Interactive fiction (IF) is a genre of game (usually computer game) that is text-based, and requires the user to interact with the story, usually by making a decision. Some people may consider Choose Your Own Adventure books interactive fiction. Another word for interactive fiction is text adventure game. The first computer IF was made circa 1976 by Will Crowther, a caver. He made a game called Adventure, commonly known as Colossal Cave Adventure. This game is a story, written in the second-person point of view. The user types in commands that define which direction the character goes, what item the character picks up, or pretty much anything else the character does. IF games typically become puzzles. By the early 1980s, there were new games in this genre, including the popular Zork, made by the famous software company Infocom. Infocom released a whole Zork series, among other interactive fiction games, and eventually branching out into adventure games with some graphics. Also, the Z-machine was invented, a virtual machine that read Z-code, a bytecode designed specifically for interactive fiction. The Inform programming language was designed, which is usually what Z-code is compiled from.

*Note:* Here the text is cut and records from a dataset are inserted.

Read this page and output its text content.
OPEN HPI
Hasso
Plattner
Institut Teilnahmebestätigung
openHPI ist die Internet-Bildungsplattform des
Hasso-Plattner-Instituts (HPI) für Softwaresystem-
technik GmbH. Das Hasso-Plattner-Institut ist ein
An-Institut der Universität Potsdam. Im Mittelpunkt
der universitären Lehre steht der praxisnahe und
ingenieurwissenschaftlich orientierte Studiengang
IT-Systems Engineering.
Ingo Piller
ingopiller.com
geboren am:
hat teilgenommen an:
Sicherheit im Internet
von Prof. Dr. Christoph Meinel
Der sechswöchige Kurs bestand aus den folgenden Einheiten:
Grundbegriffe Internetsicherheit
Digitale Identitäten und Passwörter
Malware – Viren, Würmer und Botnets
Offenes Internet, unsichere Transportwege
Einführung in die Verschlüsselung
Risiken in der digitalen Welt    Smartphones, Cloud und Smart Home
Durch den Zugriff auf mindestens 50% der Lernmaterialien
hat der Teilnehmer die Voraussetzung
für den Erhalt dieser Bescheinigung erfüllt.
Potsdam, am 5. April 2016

With the capability of computers allowing complex graphics to be processed, video games tend to be more popular than interactive fiction, but certain programmers and adventure-lovers still enjoy, and create, new IF.

Modern day interactive fiction[edit]

There is an interactive fiction scene online with a decent number of followers. In the late 1990s, ifMUD (interactive fiction multi-user dungeon) was started, a chatroom/communication outlet (mostly for interactive fiction people) thathat looked like an IF game. In 2003, Nick Montfort wrote a book, Twisty Little Passages: An Approach to Interactive Fiction. Classic games have been recompiled/rewritten for modern interpreters. In late 2004, IFWiki, a MediaWiki-based interactive fiction guide, was started. Many other sites exist, including the IF Archive, IF Database (IFDB), and Baf's Guide to IF Archive. There is even an independent film about this kind of gaming, titled Get Lamp. Many IF-specific programming languages exist; Inform, Tads, Adrift, and many more. Since 1995, the Interactive Fiction Competition (IFComp) has taken place. Since 1996, the XYZZY Awards have taken place for the best works of interactive fiction. There used to be an online magazine called XYZZYnews, who put the XYZZY Awards on for the first twelve or so years, before shutting down, and the XYZZY Awards becoming their own separate entity. There are many other IF competitions, websites, publications, and miscellaneous stuff.